昨日の高校生のクラス。友愛数とかいうのかな、と思ったら微妙に違っていた。自然数nの正の約数の和を\sigma(n)と書く。ギリシャ時代はnの約数としてn自身を入れていなかったが現在では入れて考える。\sigma(n)-n=m かつ \sigma(m)-m=n のとき、mとnは友愛数と呼ばれる。つまり、自分自身を含めない約数の和が相手の数に一致する場合。昨日の問題はそうではなくて、\sigma(n)=2m かつ \sigma(m)=2n というものだった。

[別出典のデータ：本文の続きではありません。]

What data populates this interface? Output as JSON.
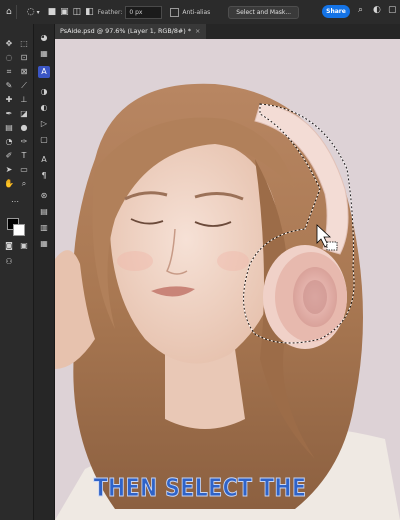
{
  "options_bar": {
    "feather_label": "Feather:",
    "feather_value": "0 px",
    "anti_alias_label": "Anti-alias",
    "select_mask_label": "Select and Mask...",
    "share_label": "Share"
  },
  "document_tab": {
    "title": "PsAide.psd @ 97.6% (Layer 1, RGB/8#) *",
    "close": "×"
  },
  "icons": {
    "home": "home-icon",
    "lasso": "lasso-icon",
    "search": "search-icon",
    "settings": "gear-icon"
  },
  "colors": {
    "accent": "#1473e6",
    "panel_bg": "#2b2b2b",
    "canvas_bg": "#ddd2d6",
    "caption_color": "#2f63c8"
  },
  "caption": "THEN SELECT THE"
}
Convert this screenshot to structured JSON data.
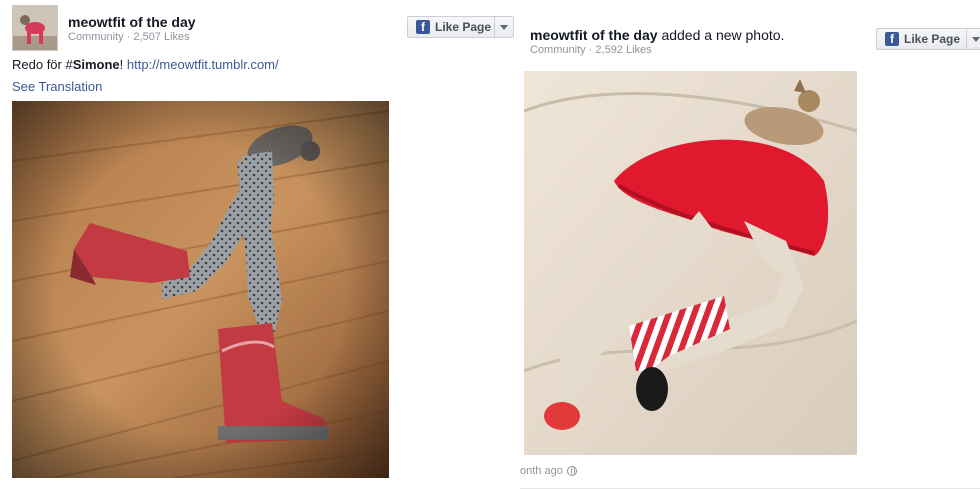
{
  "left_post": {
    "page_name": "meowtfit of the day",
    "page_meta": "Community · 2,507 Likes",
    "like_button": "Like Page",
    "text_prefix": "Redo för #",
    "text_hashtag": "Simone",
    "text_mid": "! ",
    "text_link": "http://meowtfit.tumblr.com/",
    "see_translation": "See Translation"
  },
  "right_post": {
    "page_name": "meowtfit of the day",
    "action": " added a new photo.",
    "page_meta": "Community · 2,592 Likes",
    "like_button": "Like Page",
    "timestamp": "onth ago"
  },
  "icons": [
    "facebook-f-icon",
    "chevron-down-icon",
    "globe-icon"
  ],
  "colors": {
    "link": "#3b5998",
    "fb_blue": "#3b5998",
    "meta_gray": "#90949c"
  }
}
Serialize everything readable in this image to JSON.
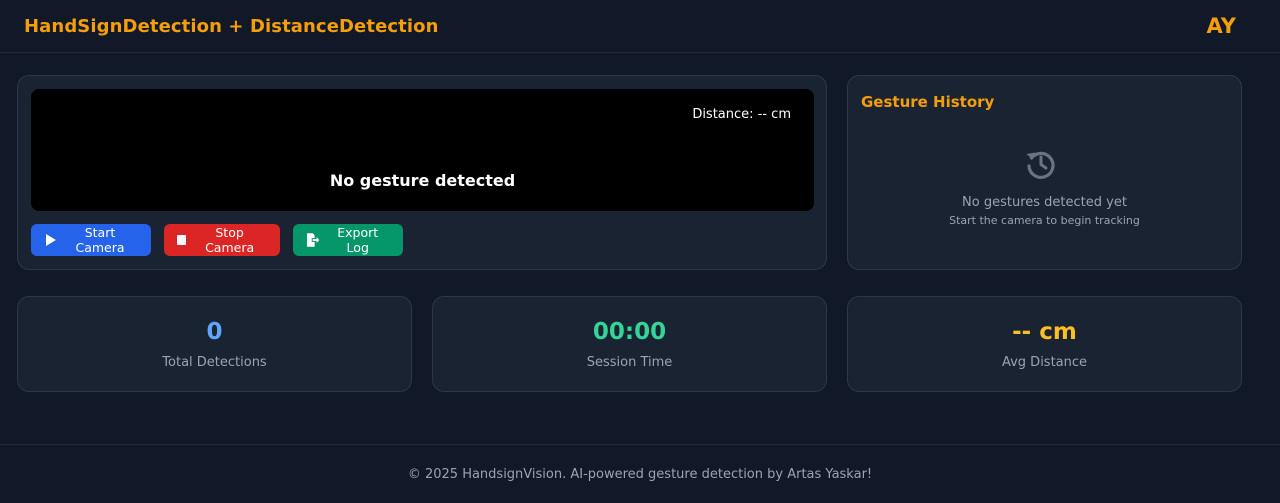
{
  "header": {
    "title": "HandSignDetection + DistanceDetection",
    "avatar": "AY"
  },
  "camera": {
    "distance_overlay": "Distance: -- cm",
    "gesture_status": "No gesture detected",
    "buttons": {
      "start": "Start Camera",
      "stop": "Stop Camera",
      "export": "Export Log"
    }
  },
  "history": {
    "title": "Gesture History",
    "icon": "history-icon",
    "empty_title": "No gestures detected yet",
    "empty_subtitle": "Start the camera to begin tracking"
  },
  "stats": [
    {
      "value": "0",
      "label": "Total Detections",
      "color": "#60a5fa"
    },
    {
      "value": "00:00",
      "label": "Session Time",
      "color": "#34d399"
    },
    {
      "value": "-- cm",
      "label": "Avg Distance",
      "color": "#fbbf24"
    }
  ],
  "footer": {
    "text": "© 2025 HandsignVision. AI-powered gesture detection by Artas Yaskar!"
  },
  "colors": {
    "accent": "#f59e0b",
    "start_button": "#2563eb",
    "stop_button": "#dc2626",
    "export_button": "#059669"
  }
}
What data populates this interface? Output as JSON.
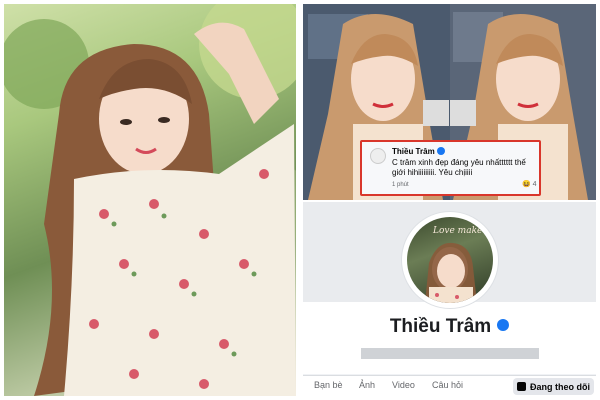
{
  "comment": {
    "author": "Thiều Trâm",
    "text": "C trâm xinh đẹp đáng yêu nhấtttttt thế giới hihiiiiiiiii. Yêu chịiiii",
    "time": "1 phút",
    "reaction_count": "4"
  },
  "profile": {
    "name": "Thiều Trâm",
    "avatar_caption": "Love make",
    "tabs": [
      "Bạn bè",
      "Ảnh",
      "Video",
      "Câu hỏi"
    ],
    "follow_label": "Đang theo dõi"
  },
  "colors": {
    "highlight_border": "#d9362b",
    "verified_blue": "#1877f2"
  }
}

友愛数かなと勘違いした原因は完全数とのアナロジー完全数\sigma(n)-n=n つまり自分自身を除いた約数の和が再び自分自身になるというもの。これは \sigma(n)=2n と同じなので、これと混同したのだった。我ながらおっちょこちょいで情けない(苦笑)。

面白いのは、不等式を利用すること。普通こんな関係式じゃあ解けないだろうと思うのだが、簡単な不等式から絶妙に決定されるのだった。どこの入試問題だろうかと思って調べたら、2002年の九州大学だった。

結果は次の通り。n=2^{k}p, m=2^{l}q (p, qは奇数)とするとき、p, qがp=2^{l+1}-1, q=2^{k+1}-1素数になる場合に限り、求めるものとなる。